Bulgaria urged other European governments on Monday to take a harder stance towards Hizbullah after blaming the terrorist organization for a bus bombing that killed five Israelis at a Bulgarian Black Sea resort last year.
Bulgaria’s implication of Hizbullah in the attack in the city of Burgas has reignited a debate over Europe’s approach to the Lebanese group.
The European Union has resisted pressure from the United States and Israel to blacklist Hizbullah, arguing this could destabilise a fragile government in Lebanon and contribute to instability in the Middle East.
Hizbullah is a major player in Lebanese politics and its support is vital to the authority of Prime Minister Najib Mikati.
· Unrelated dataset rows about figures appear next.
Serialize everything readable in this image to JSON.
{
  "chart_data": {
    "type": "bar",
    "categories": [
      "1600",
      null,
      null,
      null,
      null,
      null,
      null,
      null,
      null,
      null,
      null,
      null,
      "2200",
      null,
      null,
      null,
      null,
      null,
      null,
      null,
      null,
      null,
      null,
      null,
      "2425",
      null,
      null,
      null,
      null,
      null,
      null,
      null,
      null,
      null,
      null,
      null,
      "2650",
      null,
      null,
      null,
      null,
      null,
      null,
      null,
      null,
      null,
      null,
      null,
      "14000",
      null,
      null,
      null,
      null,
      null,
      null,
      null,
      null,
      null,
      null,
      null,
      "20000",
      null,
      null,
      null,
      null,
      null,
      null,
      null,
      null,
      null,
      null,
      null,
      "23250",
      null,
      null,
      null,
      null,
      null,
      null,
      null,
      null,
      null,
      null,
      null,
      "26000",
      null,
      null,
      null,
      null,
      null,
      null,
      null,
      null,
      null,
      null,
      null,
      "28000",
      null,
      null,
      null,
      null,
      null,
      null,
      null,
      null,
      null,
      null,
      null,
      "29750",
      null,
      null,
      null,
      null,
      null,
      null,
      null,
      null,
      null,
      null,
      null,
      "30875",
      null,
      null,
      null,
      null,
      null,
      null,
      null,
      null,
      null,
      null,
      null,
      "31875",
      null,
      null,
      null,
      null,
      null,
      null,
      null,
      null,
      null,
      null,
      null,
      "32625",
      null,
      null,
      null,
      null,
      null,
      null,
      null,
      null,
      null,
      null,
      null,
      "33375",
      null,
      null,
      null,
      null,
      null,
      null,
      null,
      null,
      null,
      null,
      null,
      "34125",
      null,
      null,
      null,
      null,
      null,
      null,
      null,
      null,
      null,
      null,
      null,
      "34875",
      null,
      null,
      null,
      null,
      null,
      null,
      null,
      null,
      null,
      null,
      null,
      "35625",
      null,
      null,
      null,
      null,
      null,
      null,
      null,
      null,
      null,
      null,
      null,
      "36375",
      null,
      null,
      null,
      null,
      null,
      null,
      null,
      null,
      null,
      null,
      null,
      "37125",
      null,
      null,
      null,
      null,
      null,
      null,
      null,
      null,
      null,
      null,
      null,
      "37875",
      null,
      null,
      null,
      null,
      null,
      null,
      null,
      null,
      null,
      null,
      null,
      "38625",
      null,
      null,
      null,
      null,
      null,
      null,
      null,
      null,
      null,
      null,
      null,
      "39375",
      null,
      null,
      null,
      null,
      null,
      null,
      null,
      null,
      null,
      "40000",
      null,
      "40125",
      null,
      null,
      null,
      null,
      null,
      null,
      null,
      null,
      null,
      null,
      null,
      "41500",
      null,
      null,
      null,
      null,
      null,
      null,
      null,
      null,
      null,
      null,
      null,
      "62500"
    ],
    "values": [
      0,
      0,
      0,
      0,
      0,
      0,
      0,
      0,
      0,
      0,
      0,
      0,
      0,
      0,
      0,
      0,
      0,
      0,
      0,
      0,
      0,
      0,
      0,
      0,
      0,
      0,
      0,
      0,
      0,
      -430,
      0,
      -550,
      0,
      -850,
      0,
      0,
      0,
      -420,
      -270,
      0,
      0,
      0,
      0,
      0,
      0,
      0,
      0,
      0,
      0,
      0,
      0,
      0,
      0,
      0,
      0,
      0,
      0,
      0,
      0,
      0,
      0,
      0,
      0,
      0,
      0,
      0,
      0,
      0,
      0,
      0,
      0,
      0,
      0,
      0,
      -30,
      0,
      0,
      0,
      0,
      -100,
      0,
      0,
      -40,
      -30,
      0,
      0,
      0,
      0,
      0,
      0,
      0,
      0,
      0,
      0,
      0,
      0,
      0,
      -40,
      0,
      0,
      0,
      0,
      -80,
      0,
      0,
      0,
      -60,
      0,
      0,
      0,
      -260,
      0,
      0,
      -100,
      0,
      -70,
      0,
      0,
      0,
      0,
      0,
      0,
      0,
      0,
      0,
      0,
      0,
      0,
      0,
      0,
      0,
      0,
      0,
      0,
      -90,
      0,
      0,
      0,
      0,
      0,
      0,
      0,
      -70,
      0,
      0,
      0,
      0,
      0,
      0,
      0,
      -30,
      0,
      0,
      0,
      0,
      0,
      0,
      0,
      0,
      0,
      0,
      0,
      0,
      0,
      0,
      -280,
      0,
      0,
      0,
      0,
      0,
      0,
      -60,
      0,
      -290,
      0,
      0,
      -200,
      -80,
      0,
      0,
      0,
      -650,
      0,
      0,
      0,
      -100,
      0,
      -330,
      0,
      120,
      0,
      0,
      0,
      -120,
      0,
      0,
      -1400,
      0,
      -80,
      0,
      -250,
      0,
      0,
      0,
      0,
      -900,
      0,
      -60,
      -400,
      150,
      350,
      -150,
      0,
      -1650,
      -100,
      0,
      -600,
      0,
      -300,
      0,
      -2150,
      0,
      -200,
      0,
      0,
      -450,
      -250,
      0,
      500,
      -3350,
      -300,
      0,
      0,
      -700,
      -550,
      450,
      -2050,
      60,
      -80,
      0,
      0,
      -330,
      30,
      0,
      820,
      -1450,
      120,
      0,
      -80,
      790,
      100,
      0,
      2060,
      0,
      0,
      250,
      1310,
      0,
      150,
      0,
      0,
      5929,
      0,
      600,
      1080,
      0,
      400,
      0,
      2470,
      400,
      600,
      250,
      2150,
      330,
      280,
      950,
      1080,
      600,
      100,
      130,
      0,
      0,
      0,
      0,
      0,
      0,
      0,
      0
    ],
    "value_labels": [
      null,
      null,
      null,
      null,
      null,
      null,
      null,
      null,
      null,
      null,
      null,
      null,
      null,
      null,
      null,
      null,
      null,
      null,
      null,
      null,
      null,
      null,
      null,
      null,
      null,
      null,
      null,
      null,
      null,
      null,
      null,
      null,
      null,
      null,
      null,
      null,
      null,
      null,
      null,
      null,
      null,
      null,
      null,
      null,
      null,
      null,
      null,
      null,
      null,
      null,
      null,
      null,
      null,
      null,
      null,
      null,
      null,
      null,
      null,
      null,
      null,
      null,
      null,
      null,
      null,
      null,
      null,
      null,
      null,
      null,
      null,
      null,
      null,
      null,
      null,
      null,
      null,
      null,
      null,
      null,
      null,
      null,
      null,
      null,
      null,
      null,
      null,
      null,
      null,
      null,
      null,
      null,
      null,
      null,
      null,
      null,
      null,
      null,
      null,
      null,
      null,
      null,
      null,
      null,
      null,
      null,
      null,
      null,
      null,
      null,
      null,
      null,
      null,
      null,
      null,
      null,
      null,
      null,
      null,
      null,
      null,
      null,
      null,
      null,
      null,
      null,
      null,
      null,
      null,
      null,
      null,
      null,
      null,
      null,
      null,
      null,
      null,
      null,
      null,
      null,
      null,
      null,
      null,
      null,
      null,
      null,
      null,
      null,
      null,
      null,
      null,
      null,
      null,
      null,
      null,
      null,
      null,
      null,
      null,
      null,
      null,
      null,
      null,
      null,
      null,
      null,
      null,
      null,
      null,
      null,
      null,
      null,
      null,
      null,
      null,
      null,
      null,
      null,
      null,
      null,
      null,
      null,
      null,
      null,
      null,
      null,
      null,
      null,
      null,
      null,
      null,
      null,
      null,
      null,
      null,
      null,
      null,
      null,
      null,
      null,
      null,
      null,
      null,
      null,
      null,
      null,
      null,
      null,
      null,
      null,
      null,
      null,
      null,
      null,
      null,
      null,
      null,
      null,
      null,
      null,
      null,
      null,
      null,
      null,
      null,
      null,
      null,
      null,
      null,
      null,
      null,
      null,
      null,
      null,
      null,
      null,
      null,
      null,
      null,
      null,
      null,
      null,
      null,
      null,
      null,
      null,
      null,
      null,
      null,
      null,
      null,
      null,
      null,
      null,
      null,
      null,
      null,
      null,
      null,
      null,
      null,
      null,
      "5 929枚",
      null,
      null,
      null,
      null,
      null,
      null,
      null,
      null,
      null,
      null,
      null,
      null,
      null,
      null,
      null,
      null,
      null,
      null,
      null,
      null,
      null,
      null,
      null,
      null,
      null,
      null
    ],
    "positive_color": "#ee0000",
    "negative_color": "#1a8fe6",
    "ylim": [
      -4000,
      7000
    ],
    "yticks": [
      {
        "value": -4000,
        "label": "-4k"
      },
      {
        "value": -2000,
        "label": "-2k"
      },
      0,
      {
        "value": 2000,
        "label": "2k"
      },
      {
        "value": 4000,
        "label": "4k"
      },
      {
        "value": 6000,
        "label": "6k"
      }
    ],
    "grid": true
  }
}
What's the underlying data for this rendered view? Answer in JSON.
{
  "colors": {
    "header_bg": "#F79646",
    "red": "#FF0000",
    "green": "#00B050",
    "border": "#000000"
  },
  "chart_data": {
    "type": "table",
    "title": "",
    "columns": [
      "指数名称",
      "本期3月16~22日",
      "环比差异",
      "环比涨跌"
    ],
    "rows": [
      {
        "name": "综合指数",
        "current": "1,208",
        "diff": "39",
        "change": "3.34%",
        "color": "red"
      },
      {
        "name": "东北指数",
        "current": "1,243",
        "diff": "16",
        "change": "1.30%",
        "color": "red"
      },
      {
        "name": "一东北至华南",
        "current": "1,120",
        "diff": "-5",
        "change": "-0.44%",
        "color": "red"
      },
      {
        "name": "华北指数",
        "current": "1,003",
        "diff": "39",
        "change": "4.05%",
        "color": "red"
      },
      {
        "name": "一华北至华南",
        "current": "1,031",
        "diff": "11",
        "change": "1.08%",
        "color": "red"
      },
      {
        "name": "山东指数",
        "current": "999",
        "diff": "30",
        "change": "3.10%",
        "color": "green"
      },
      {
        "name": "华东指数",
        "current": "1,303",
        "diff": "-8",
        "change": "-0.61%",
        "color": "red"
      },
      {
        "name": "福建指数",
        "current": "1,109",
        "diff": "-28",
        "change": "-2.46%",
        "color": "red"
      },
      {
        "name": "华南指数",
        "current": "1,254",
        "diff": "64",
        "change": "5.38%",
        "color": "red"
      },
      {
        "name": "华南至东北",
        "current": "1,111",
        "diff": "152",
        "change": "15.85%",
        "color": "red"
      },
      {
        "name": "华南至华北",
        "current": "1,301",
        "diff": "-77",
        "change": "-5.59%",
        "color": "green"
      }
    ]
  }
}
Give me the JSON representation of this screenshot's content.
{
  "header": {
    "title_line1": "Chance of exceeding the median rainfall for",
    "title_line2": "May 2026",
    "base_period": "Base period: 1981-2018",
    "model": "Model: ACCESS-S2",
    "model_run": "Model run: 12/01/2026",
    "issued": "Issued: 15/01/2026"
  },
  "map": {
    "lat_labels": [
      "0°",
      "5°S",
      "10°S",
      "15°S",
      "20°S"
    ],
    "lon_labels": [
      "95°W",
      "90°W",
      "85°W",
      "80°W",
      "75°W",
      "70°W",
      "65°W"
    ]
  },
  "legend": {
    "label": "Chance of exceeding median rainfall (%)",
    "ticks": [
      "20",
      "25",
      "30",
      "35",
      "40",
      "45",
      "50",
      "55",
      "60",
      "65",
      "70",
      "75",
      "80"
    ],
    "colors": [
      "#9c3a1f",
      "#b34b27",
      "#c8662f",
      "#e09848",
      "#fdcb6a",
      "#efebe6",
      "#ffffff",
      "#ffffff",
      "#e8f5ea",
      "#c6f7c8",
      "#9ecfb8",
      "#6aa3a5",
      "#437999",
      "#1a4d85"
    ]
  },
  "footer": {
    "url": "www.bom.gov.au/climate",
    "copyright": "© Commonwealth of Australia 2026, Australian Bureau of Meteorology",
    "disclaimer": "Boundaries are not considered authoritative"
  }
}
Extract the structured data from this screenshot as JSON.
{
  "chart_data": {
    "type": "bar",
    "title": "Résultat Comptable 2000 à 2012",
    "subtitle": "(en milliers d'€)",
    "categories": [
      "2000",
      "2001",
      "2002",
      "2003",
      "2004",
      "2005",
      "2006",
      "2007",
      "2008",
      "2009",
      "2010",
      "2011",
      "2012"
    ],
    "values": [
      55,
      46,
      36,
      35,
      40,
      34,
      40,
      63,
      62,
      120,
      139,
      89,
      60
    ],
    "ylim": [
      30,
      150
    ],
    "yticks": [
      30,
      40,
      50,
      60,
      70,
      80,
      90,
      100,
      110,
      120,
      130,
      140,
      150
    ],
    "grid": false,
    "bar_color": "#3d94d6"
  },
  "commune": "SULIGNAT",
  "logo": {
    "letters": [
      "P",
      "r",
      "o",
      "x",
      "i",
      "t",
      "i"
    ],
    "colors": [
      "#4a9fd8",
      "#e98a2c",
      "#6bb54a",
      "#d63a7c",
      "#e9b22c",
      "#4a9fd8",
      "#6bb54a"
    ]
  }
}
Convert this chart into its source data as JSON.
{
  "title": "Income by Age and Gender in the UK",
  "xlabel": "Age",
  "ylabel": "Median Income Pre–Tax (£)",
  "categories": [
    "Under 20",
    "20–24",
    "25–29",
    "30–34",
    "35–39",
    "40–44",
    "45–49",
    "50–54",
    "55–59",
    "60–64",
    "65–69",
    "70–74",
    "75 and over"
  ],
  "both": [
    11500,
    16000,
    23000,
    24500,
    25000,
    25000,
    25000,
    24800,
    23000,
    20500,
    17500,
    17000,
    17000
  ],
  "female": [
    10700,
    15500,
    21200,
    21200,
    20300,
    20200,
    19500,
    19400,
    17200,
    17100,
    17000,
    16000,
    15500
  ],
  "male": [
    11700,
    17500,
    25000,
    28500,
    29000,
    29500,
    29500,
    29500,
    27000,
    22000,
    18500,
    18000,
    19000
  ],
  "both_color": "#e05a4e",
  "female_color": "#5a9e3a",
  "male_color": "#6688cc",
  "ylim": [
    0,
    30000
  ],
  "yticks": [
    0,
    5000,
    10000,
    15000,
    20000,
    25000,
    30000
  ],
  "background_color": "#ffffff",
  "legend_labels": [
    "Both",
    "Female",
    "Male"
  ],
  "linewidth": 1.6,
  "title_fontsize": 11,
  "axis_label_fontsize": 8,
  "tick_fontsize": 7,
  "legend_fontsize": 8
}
Bulgarian Foreign Minister Nikolay Mladenov was expected to present detailed findings of an investigation into the July 2012 Burgas attack at a meeting of EU foreign ministers in Brussels on Monday.
On his way into the meeting, Mladenov told reporters Europe should take collective measures against Hizbullah.
Asked whether that meant the EU should blacklist the movement, he replied: “Given the fact that we’ve already made quite firm statements about where we believe the responsibility for that attack lies, I think the answer is quite obvious.”
Other European officials have said steps short of blacklisting Hizbullah could be taken first. That could mean asking the EU policing agency Europol to coordinate investigations into Hizbullah’s presence in Europe.
Much will depend on evidence provided by Bulgaria linking Hizbullah to the attack, EU diplomats say.
Officials have said, for example, that France appears to have softened its traditionally staunch opposition to blacklisting the group, saying “all options” were on the table, provided the evidence is strong.
The U.S. government said this month that Hizbullah must be held to account for the Bulgaria attack, and urged Europe and others to pursue an investigation into the incident.